Se da una parte i “dorismi” e gli
“arcaismi”, anteriori alla “Koinè” (IV sec. a.C.), presenti esclusivamente nel “greco di Calabria”,
“tagliano la testa al toro” riguardo l’origine dell’idioma tutt’ora presente – per
lo più – nella “Isola Ellenofona
dell’Area Grecanica”, d’altra parte, sono gli stessi storici ad indicare
una realistica soluzione ella “vexata quaestio”. Vera Von Falkenausen, in
merito, dice: “Sembra che la grecità meridionale si basi su un sostrato greco
anteriore, che non si era mai completamente spento e che fu quindi “rianimato”
dalla “riconquista bizantina”. L’illustre studiosa, inoltre, esclude un
progetto “dall’alto”, da parte di Costantinopoli, che avrebbe comportato una
migrazione “pilotata” di popolazioni in grado di “colonizzare”, in senso
“greco”, la Calabria. Trasferimenti di gruppi etnicamente omogenei, erano
normali in un impero plurietnico come quello bizantino, per esigenze militari e
commerciali; ma ciò, “non può essere considerato come uno spostamento di
popolazioni numericamente rilevante”; (…)” possiamo calcolare che una flotta di
100 navi, avrebbe potuto trasferire al massimo 15.000 orientali in Italia, se
tutte le navi avessero raggiunto la destinazione senza danno”.
Inoltre, i bizantini non hanno
mai imposto la propria lingua ai propri sudditi, e, per di più, alla metà
dell'VIII sec., la Calabria era già di lingua e liturgia bizantina, tanto è
vero che il decreto di Leone III L’Isàurico(732-733), non incontrò nessuna
opposizione “in loco” (cosa che invece non si verificherà quando i Normanni
cominceranno a “latinizzare” la Calabria, imponendo la lingua latina e la liturgia di Roma).

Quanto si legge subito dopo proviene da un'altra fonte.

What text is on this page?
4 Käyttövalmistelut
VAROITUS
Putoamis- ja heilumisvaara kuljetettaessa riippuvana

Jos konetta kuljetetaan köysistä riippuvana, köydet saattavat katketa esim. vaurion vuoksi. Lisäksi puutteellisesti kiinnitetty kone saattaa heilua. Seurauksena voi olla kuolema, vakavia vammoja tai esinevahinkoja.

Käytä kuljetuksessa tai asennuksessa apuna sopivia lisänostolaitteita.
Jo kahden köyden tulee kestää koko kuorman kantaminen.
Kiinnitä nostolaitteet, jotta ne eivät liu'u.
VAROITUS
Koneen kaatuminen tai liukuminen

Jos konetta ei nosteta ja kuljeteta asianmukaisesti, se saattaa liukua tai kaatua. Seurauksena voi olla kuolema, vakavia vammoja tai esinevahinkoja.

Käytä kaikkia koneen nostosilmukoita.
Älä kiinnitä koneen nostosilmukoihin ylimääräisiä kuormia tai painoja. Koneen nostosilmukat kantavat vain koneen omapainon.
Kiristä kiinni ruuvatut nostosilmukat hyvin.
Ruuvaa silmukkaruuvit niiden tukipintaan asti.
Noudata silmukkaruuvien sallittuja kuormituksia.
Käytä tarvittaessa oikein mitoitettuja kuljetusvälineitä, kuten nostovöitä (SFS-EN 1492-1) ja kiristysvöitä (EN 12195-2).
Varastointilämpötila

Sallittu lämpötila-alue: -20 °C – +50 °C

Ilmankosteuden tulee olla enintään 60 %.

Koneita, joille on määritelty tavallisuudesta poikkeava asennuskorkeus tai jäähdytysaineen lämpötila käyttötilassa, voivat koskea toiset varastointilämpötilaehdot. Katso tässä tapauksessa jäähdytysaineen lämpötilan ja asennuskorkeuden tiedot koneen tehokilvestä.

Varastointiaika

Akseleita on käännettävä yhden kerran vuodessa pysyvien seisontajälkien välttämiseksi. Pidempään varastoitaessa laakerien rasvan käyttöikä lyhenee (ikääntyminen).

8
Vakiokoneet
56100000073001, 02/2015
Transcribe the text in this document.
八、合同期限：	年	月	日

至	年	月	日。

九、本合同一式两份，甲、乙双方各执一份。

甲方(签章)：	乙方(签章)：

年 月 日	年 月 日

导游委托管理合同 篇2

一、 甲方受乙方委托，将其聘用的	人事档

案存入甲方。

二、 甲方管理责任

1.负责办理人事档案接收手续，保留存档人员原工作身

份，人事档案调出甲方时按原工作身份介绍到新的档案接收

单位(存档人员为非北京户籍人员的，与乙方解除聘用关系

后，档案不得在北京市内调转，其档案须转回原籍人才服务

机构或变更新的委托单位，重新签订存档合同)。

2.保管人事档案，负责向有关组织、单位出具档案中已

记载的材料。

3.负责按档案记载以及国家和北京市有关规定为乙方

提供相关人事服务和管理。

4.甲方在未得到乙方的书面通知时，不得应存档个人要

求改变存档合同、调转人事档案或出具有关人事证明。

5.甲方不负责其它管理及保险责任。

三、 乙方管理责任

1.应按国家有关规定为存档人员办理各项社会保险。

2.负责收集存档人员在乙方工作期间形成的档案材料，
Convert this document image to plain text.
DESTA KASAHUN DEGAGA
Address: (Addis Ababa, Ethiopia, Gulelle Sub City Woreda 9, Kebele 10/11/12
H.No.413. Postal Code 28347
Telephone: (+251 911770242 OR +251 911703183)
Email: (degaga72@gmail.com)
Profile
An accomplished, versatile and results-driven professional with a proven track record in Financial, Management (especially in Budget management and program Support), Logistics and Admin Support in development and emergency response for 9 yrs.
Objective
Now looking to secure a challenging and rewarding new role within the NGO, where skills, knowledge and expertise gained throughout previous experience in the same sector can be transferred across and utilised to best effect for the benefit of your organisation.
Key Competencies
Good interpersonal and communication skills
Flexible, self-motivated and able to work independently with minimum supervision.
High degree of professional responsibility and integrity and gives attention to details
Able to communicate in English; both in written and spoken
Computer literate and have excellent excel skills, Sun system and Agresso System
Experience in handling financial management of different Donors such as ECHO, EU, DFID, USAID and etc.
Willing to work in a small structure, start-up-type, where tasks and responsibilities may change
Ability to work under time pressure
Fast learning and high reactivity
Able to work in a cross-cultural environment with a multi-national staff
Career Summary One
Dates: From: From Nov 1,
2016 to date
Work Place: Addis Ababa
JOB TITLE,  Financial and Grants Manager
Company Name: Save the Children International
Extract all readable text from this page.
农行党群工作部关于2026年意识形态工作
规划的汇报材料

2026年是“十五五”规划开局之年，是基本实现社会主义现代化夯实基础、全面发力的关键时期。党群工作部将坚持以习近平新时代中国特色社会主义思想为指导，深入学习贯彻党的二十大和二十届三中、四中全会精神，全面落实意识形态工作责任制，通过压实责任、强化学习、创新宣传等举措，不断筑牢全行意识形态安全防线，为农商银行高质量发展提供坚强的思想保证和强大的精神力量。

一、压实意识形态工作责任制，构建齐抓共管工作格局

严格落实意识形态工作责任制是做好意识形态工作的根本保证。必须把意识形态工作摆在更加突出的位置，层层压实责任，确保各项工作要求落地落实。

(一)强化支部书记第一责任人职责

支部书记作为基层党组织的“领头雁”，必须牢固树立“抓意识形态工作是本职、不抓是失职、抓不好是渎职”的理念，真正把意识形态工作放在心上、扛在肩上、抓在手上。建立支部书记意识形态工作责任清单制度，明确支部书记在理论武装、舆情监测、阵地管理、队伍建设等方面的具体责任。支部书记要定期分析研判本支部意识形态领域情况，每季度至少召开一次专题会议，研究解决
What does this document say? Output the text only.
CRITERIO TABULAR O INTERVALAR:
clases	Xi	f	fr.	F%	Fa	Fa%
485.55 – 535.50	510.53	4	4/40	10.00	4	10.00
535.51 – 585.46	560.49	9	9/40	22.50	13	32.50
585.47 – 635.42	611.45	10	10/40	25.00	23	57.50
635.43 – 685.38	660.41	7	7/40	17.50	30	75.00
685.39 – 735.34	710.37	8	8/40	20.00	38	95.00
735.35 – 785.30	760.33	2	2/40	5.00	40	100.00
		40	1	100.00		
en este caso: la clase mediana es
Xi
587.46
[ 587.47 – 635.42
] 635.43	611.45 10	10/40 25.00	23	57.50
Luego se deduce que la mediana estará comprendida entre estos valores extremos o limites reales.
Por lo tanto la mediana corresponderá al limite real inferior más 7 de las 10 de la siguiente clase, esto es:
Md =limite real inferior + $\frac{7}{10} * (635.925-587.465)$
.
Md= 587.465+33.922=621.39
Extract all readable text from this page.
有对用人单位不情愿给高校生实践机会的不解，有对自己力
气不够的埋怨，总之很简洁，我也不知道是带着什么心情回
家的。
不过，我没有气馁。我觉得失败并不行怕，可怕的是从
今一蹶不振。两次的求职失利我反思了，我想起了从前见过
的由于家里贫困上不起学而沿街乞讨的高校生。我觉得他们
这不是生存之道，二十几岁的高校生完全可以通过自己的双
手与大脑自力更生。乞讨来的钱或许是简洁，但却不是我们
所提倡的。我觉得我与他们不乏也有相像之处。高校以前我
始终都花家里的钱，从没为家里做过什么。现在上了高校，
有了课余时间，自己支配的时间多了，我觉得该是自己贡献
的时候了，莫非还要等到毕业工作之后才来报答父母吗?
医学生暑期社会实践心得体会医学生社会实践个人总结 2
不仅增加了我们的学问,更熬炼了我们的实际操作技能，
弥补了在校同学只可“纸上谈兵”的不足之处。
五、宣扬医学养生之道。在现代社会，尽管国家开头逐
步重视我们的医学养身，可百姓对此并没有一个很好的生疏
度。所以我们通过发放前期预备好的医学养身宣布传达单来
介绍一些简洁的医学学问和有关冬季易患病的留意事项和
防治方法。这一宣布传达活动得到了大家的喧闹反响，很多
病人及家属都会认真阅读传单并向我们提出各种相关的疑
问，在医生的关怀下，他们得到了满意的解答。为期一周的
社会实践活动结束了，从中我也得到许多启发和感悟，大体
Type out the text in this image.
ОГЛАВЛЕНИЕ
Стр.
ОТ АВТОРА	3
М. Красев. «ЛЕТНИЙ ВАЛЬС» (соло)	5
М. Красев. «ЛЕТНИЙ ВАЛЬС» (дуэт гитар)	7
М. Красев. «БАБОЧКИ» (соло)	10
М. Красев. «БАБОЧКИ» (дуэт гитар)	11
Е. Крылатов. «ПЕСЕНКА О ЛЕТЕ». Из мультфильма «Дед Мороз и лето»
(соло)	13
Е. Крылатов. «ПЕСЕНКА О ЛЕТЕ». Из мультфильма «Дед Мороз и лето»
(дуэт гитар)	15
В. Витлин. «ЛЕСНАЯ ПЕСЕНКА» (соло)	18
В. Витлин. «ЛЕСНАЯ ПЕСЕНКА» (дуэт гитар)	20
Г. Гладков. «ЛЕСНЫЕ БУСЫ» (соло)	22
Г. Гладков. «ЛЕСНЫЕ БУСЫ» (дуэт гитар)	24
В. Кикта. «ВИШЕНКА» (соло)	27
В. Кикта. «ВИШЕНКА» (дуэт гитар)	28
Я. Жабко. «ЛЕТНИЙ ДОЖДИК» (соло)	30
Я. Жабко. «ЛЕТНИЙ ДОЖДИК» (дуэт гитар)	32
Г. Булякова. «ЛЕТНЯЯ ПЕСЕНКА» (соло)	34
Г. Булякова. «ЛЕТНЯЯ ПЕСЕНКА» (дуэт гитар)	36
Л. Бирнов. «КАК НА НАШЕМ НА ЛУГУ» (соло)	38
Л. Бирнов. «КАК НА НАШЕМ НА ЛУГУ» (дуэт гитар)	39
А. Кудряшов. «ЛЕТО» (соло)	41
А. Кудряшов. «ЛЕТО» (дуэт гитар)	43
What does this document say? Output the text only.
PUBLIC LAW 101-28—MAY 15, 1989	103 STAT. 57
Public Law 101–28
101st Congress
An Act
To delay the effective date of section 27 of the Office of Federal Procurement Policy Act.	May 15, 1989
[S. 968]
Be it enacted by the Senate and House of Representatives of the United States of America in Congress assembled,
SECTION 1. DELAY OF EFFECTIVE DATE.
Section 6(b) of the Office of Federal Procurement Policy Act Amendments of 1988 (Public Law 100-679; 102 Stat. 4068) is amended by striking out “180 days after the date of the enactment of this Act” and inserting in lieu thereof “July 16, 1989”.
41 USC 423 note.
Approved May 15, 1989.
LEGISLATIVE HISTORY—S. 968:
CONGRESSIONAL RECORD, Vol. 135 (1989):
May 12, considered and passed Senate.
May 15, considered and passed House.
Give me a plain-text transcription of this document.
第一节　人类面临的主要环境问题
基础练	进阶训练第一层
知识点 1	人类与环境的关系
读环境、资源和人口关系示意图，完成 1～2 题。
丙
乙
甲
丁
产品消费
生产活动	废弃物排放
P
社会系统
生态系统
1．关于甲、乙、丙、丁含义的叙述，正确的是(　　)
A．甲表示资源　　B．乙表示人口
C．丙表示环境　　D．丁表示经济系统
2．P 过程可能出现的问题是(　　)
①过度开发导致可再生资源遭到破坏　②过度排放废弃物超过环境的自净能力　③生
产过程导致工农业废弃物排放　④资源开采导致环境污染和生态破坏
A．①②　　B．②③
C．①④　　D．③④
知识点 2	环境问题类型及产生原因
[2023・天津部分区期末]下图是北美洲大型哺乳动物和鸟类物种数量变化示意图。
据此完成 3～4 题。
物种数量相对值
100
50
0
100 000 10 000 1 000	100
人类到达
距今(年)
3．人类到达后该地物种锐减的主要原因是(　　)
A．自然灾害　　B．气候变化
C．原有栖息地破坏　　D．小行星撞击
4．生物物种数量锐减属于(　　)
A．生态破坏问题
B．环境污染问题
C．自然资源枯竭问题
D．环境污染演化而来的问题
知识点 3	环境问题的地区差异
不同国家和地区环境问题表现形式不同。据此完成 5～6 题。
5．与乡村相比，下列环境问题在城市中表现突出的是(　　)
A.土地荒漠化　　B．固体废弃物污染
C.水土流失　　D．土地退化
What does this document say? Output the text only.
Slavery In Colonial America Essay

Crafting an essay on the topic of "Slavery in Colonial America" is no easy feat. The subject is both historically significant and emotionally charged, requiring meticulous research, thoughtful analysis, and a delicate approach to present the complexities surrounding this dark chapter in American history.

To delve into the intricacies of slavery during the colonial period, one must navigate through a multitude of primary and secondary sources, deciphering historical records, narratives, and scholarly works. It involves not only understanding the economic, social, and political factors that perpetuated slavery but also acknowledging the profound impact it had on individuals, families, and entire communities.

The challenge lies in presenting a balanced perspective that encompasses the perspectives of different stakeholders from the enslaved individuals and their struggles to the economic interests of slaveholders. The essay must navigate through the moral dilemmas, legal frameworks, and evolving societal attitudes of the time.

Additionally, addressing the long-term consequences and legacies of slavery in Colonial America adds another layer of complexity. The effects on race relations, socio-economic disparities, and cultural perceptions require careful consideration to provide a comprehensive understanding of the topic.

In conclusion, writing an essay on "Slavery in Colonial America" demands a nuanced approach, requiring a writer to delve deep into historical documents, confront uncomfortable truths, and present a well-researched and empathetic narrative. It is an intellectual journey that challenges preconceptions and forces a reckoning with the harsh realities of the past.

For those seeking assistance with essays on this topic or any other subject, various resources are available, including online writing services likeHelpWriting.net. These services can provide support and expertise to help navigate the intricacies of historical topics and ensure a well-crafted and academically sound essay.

Un ulteriore, significativo
contributo alla tesi “magnogreca” ci viene fornito, di recente, da una pregevolissima ed importantissima edizione di
62 epigrafi greche del Museo di Reggio Calabria, pubblicata dalla epigrafista
Lucia D’Amore nel 2007. Attraverso la loro attenta lettura, qualsiasi linguista
che non abbia posizioni precostituite, può agevolmente rendersi conto, infatti,
che la tesi di Rohlfs sulla presenza nella Calabria meridionale, di ellenofoni,
fin dai tempi antichi, è qui confermata “scientificamente”, in quanto, le
epigrafi “occupano” un arco di tempo che va dal secolo VI a.C. al
1.000 d.C., cioè, fino all’arrivo dei Normanni(!)… I testi di queste importantissime epigrafi, composti in esametri e pentametri
in lingua greca, costituiscono, secondo
l’illustre studioso reggino, Prof. Franco Mosino, “una straordinaria
testimonianza per la storia linguistica e culturale di Reggio e della sua “Chòra”;
inoltre, egli fa notare che da queste “attestazioni”, emerge altresì, che
a Rhègion, “si parlava greco e latino secondo la metrica
greca”.
Dopo il piccolo contributo, di cui sopra, alla tesi “rohlfsiana”, ci piace ricordare
che, da vivo, il grande glottologo e filologo tedesco, ricevette onori e riconoscimenti
nella Calabria tutta: la cittadinanza onoraria di Bova, la laurea “honoris
causa” dell’Università di Cosenza; molti
Comuni, dopo la morte, gli intitolarono vie e piazze, come di recente il paese
di Badolato (CZ).
Tornando alla parte più propriamente
“storica”, possiamo affermare, quindi, l’ininterrotta presenza della lingua
greca durante l’intero periodo “romano” e la nettamente sua maggior diffusione,
specie nella parte meridionale della Calabria, dopo la caduta dell’Impero,
anzi, essa rappresentò anche la “varietà alta” fino all’XI sec., ovvero, fino
all’avvento dei Normanni, i quali diedero avvio – con l’appoggio della Chiesa
di Roma – ad una irreversibile inversione di tendenza: linguistica, culturale e
religiosa. Gli “uomini del Nord”, infatti, quantunque “nati” predoni e
mercenari, si dimostrarono, strada facendo, conquistatori attenti e dotati di
uno spiccato senso dell’opportunità politica, e, pur apparendo tolleranti nei confronti della chiesa
greca, iniziarono contemporaneamente quell’inarrestabile processo di
“latinizzazione” della Calabria meridionale, che avrebbe condotto, più tardi,
alla fine del rito greco e, quindi, anche del prestigio della lingua greca.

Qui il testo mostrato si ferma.